Ultimo aggiornamento  17 settembre 2021 12:43

Fnm 2300, l'Alfa venuta dal Brasile.

Massimo Tiberi ·

Diventata proprietà dell’Alfa Romeo nel 1968, la ex azienda pubblica brasiliana Fnm, Fabrica National de Motores, ha alle spalle una notevole esperienza nel settore, grazie ai rapporti avuti con la Isotta Fraschini e poi con la stessa casa milanese per la produzione prima di autocarri e successivamente anche di modelli derivati dalla 2000 della fine degli anni Cinquanta.

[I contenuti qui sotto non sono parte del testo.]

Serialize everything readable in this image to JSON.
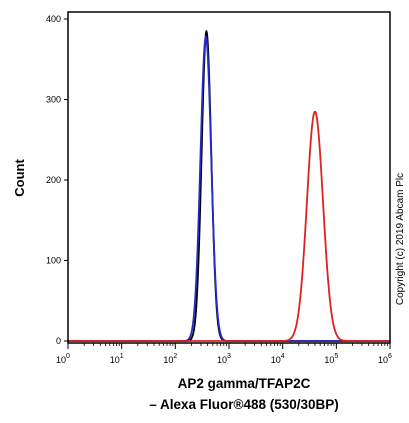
{
  "chart_data": {
    "type": "line",
    "xscale": "log",
    "xlim": [
      1,
      1000000
    ],
    "ylim": [
      0,
      400
    ],
    "xlabel_line1": "AP2 gamma/TFAP2C",
    "xlabel_line2": "– Alexa Fluor®488 (530/30BP)",
    "ylabel": "Count",
    "copyright": "Copyright (c) 2019 Abcam Plc",
    "y_ticks": [
      {
        "value": 0,
        "label": "0"
      },
      {
        "value": 100,
        "label": "100"
      },
      {
        "value": 200,
        "label": "200"
      },
      {
        "value": 300,
        "label": "300"
      },
      {
        "value": 400,
        "label": "400"
      }
    ],
    "x_ticks": [
      {
        "value": 1,
        "base": "10",
        "exp": "0"
      },
      {
        "value": 10,
        "base": "10",
        "exp": "1"
      },
      {
        "value": 100,
        "base": "10",
        "exp": "2"
      },
      {
        "value": 1000,
        "base": "10",
        "exp": "3"
      },
      {
        "value": 10000,
        "base": "10",
        "exp": "4"
      },
      {
        "value": 100000,
        "base": "10",
        "exp": "5"
      },
      {
        "value": 1000000,
        "base": "10",
        "exp": "6"
      }
    ],
    "grid": false,
    "series": [
      {
        "color": "#000000",
        "peak_x": 380,
        "peak_y": 385,
        "spread_decades": 0.09,
        "x": [
          1,
          150,
          200,
          250,
          300,
          340,
          370,
          380,
          390,
          420,
          470,
          550,
          650,
          800,
          1000,
          1000000
        ],
        "y": [
          0,
          0,
          6,
          60,
          220,
          340,
          380,
          385,
          380,
          330,
          200,
          60,
          10,
          2,
          0,
          0
        ]
      },
      {
        "color": "#2a2acc",
        "peak_x": 370,
        "peak_y": 378,
        "spread_decades": 0.1,
        "x": [
          1,
          150,
          200,
          250,
          300,
          340,
          370,
          400,
          450,
          550,
          650,
          800,
          1000,
          1000000
        ],
        "y": [
          0,
          0,
          8,
          70,
          230,
          340,
          378,
          360,
          260,
          70,
          15,
          3,
          0,
          0
        ]
      },
      {
        "color": "#e02020",
        "peak_x": 40000,
        "peak_y": 285,
        "spread_decades": 0.15,
        "x": [
          1,
          12000,
          15000,
          20000,
          25000,
          30000,
          35000,
          40000,
          45000,
          50000,
          60000,
          70000,
          80000,
          100000,
          120000,
          1000000
        ],
        "y": [
          0,
          0,
          10,
          60,
          150,
          240,
          278,
          285,
          282,
          270,
          215,
          150,
          80,
          20,
          3,
          0
        ]
      }
    ]
  }
}
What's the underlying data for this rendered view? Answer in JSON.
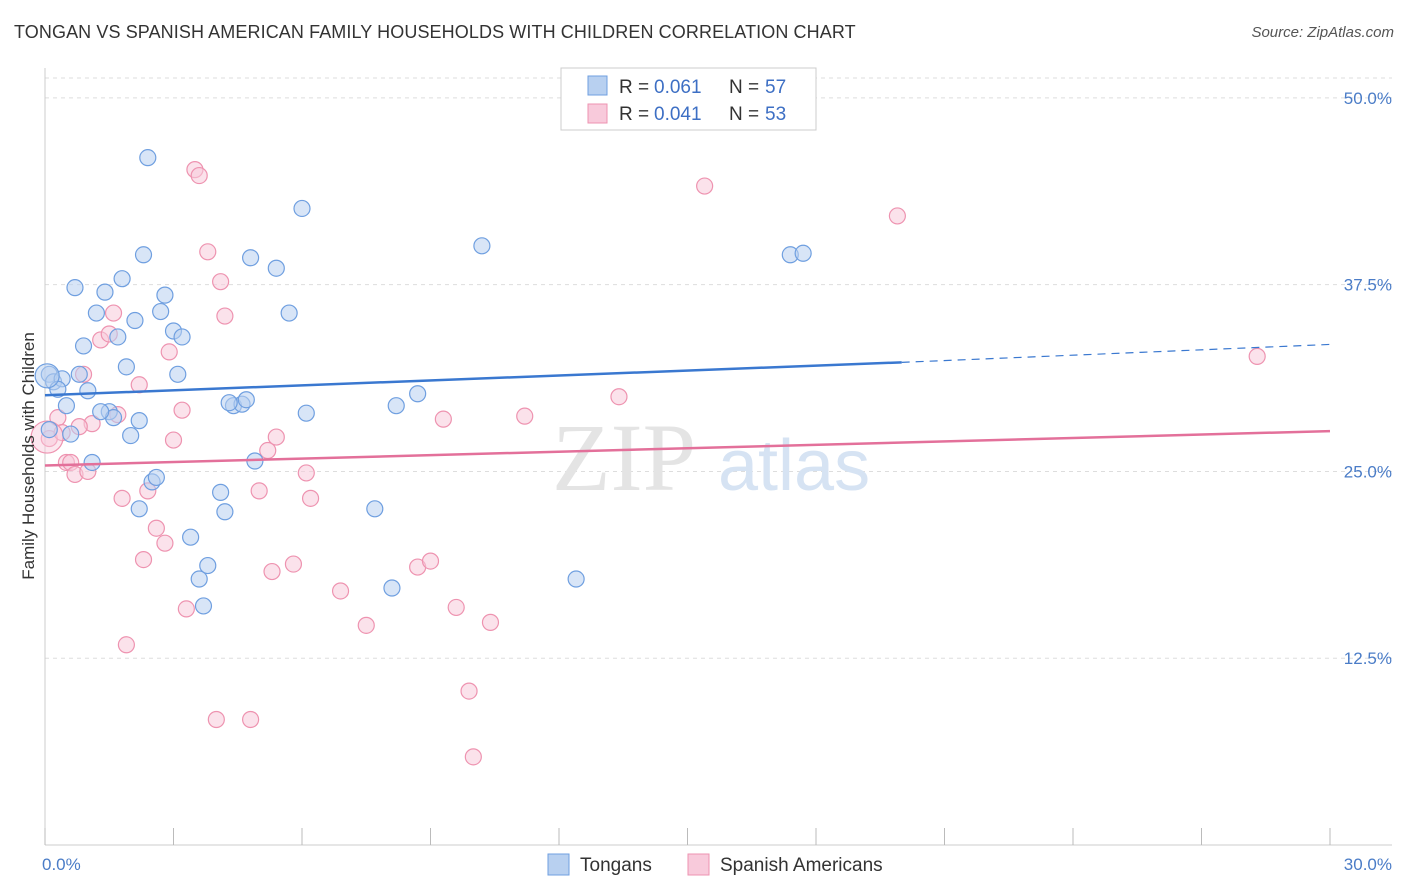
{
  "title": "TONGAN VS SPANISH AMERICAN FAMILY HOUSEHOLDS WITH CHILDREN CORRELATION CHART",
  "source": "Source: ZipAtlas.com",
  "watermark": {
    "zip": "ZIP",
    "atlas": "atlas"
  },
  "colors": {
    "tongan": "#6f9fe0",
    "tongan_fill": "#b8d0f0",
    "tongan_line": "#3a78d0",
    "spanish": "#ee93b0",
    "spanish_fill": "#f8cadb",
    "spanish_line": "#e3709a",
    "grid": "#dddddd",
    "tick_text": "#4a7cc7"
  },
  "legend": {
    "rows": [
      {
        "series": "Tongans",
        "r_label": "R =",
        "r_value": "0.061",
        "n_label": "N =",
        "n_value": "57"
      },
      {
        "series": "Spanish Americans",
        "r_label": "R =",
        "r_value": "0.041",
        "n_label": "N =",
        "n_value": "53"
      }
    ]
  },
  "chart_data": {
    "type": "scatter",
    "title": "TONGAN VS SPANISH AMERICAN FAMILY HOUSEHOLDS WITH CHILDREN CORRELATION CHART",
    "xlabel": "",
    "ylabel": "Family Households with Children",
    "xlim": [
      0,
      30
    ],
    "ylim": [
      0,
      52
    ],
    "x_tick_labels": [
      {
        "value": 0,
        "label": "0.0%"
      },
      {
        "value": 30,
        "label": "30.0%"
      }
    ],
    "y_tick_labels": [
      {
        "value": 12.5,
        "label": "12.5%"
      },
      {
        "value": 25.0,
        "label": "25.0%"
      },
      {
        "value": 37.5,
        "label": "37.5%"
      },
      {
        "value": 50.0,
        "label": "50.0%"
      }
    ],
    "grid": true,
    "legend_position": "top-center",
    "series": [
      {
        "name": "Tongans",
        "trend": {
          "x": [
            0,
            20.0
          ],
          "y": [
            30.1,
            32.3
          ],
          "dashed_to": [
            30,
            33.5
          ]
        },
        "points": [
          [
            0.1,
            31.5
          ],
          [
            0.2,
            31.0
          ],
          [
            0.4,
            31.2
          ],
          [
            0.5,
            29.4
          ],
          [
            0.6,
            27.5
          ],
          [
            0.7,
            37.3
          ],
          [
            0.9,
            33.4
          ],
          [
            1.0,
            30.4
          ],
          [
            1.1,
            25.6
          ],
          [
            1.2,
            35.6
          ],
          [
            1.4,
            37.0
          ],
          [
            1.5,
            29.0
          ],
          [
            1.6,
            28.6
          ],
          [
            1.7,
            34.0
          ],
          [
            1.8,
            37.9
          ],
          [
            1.9,
            32.0
          ],
          [
            2.0,
            27.4
          ],
          [
            2.1,
            35.1
          ],
          [
            2.2,
            28.4
          ],
          [
            2.3,
            39.5
          ],
          [
            2.4,
            46.0
          ],
          [
            2.5,
            24.3
          ],
          [
            2.6,
            24.6
          ],
          [
            2.7,
            35.7
          ],
          [
            2.8,
            36.8
          ],
          [
            3.0,
            34.4
          ],
          [
            3.1,
            31.5
          ],
          [
            3.2,
            34.0
          ],
          [
            3.4,
            20.6
          ],
          [
            3.6,
            17.8
          ],
          [
            3.7,
            16.0
          ],
          [
            3.8,
            18.7
          ],
          [
            4.1,
            23.6
          ],
          [
            4.2,
            22.3
          ],
          [
            4.4,
            29.4
          ],
          [
            4.6,
            29.5
          ],
          [
            4.7,
            29.8
          ],
          [
            4.8,
            39.3
          ],
          [
            4.9,
            25.7
          ],
          [
            5.4,
            38.6
          ],
          [
            5.7,
            35.6
          ],
          [
            6.0,
            42.6
          ],
          [
            6.1,
            28.9
          ],
          [
            7.7,
            22.5
          ],
          [
            8.1,
            17.2
          ],
          [
            8.2,
            29.4
          ],
          [
            8.7,
            30.2
          ],
          [
            10.2,
            40.1
          ],
          [
            12.4,
            17.8
          ],
          [
            17.4,
            39.5
          ],
          [
            17.7,
            39.6
          ],
          [
            0.3,
            30.5
          ],
          [
            1.3,
            29.0
          ],
          [
            0.8,
            31.5
          ],
          [
            2.2,
            22.5
          ],
          [
            0.1,
            27.8
          ],
          [
            4.3,
            29.6
          ]
        ]
      },
      {
        "name": "Spanish Americans",
        "trend": {
          "x": [
            0,
            30
          ],
          "y": [
            25.4,
            27.7
          ]
        },
        "points": [
          [
            0.1,
            27.2
          ],
          [
            0.3,
            28.6
          ],
          [
            0.4,
            27.6
          ],
          [
            0.5,
            25.6
          ],
          [
            0.6,
            25.6
          ],
          [
            0.7,
            24.8
          ],
          [
            0.9,
            31.5
          ],
          [
            1.0,
            25.0
          ],
          [
            1.1,
            28.2
          ],
          [
            1.3,
            33.8
          ],
          [
            1.5,
            34.2
          ],
          [
            1.6,
            35.6
          ],
          [
            1.7,
            28.8
          ],
          [
            1.8,
            23.2
          ],
          [
            1.9,
            13.4
          ],
          [
            2.2,
            30.8
          ],
          [
            2.3,
            19.1
          ],
          [
            2.4,
            23.7
          ],
          [
            2.6,
            21.2
          ],
          [
            2.8,
            20.2
          ],
          [
            2.9,
            33.0
          ],
          [
            3.0,
            27.1
          ],
          [
            3.2,
            29.1
          ],
          [
            3.3,
            15.8
          ],
          [
            3.5,
            45.2
          ],
          [
            3.6,
            44.8
          ],
          [
            3.8,
            39.7
          ],
          [
            4.0,
            8.4
          ],
          [
            4.1,
            37.7
          ],
          [
            4.2,
            35.4
          ],
          [
            4.8,
            8.4
          ],
          [
            5.0,
            23.7
          ],
          [
            5.2,
            26.4
          ],
          [
            5.4,
            27.3
          ],
          [
            5.3,
            18.3
          ],
          [
            5.8,
            18.8
          ],
          [
            6.1,
            24.9
          ],
          [
            6.2,
            23.2
          ],
          [
            6.9,
            17.0
          ],
          [
            7.5,
            14.7
          ],
          [
            8.7,
            18.6
          ],
          [
            9.0,
            19.0
          ],
          [
            9.3,
            28.5
          ],
          [
            9.6,
            15.9
          ],
          [
            9.9,
            10.3
          ],
          [
            10.0,
            5.9
          ],
          [
            10.4,
            14.9
          ],
          [
            11.2,
            28.7
          ],
          [
            13.4,
            30.0
          ],
          [
            15.4,
            44.1
          ],
          [
            19.9,
            42.1
          ],
          [
            28.3,
            32.7
          ],
          [
            0.8,
            28.0
          ]
        ]
      }
    ]
  },
  "bottom_legend": {
    "tongans": "Tongans",
    "spanish": "Spanish Americans"
  }
}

Nel 1974 viene presentata la nuova 2300 che adotta il marchio del Biscione e che resterà a lungo sulla scena latinoamericana, frutto ancora una volta di sinergie ma con alcune scelte autonome sia in tema di design che di tecnica e allestimenti.

Vicina alla Alfetta

La linea della carrozzeria, berlina quattro porte, riprende i tratti della Alfa Romeo Alfetta lanciata nel 1972, ma con dimensioni diverse, soprattutto nella lunghezza che supera i 4,70 metri rispetto a 4,28. All’interno, lo spazio è abbondante con molti elementi derivati dall’italiana, come la strumentazione, e l’equipaggiamento è di tono superiore. La 2300 svolge quindi di fatto un ruolo da ammiraglia e in Brasile verrà spesso utilizzata come auto di rappresentanza.

La meccanica non offre spunti originali e conferma sostanzialmente i contenuti della precedente 2000 e delle sue evoluzioni. Il motore comunque è di carattere: un quattro cilindri bialbero 2,3 litri con testa in alluminio e carburatore doppio corpo da 140 cavalli, con il cambio a cinque marce in blocco e non al posteriore assieme al differenziale secondo il raffinato schema transaxle dell’Alfetta. Le sospensioni sono anteriori a quadrilateri e posteriori ad assale rigido, mentre l’impianto frenante è a quattro dischi servoassistito e lo sterzo privo di servocomando. Di livello, buon sangue non mente, comportamento su strada e prestazioni, con una velocità massima superiore ai 170 chilometri orari e accelerazione da 0 a 100 in 11 secondi.

Le altre versioni

Dal 1976 la gamma si estende alla versione TI e poi nel 1980 si articola nelle aggiornate SL e TI4, con allestimenti arricchiti, finiture in legno di mogano e dotazioni che comprendono orologio, poggiatesta, condizionatore e servosterzo. Il motore delle TI, con due carburatori doppio corpo, guadagna 9 cavalli e sui montanti posteriori della 2300 appare il quadrifoglio verde simbolo delle Alfa Romeo sportive. Dal 1982 l’alimentazione passa anche all’alcol etilico, dopo aver sperimentato in precedenza un sistema misto, seguendo la tendenza all’uso di un carburante alternativo che si è diffusa in Brasile.

La produzione di questa longeva oriunda termina nel 1986, quando l’Alfa Romeo entra a far parte del Gruppo Fiat che, in fase espansiva in Sudamerica, da qualche tempo ha ormai assorbito le attività di Fnm.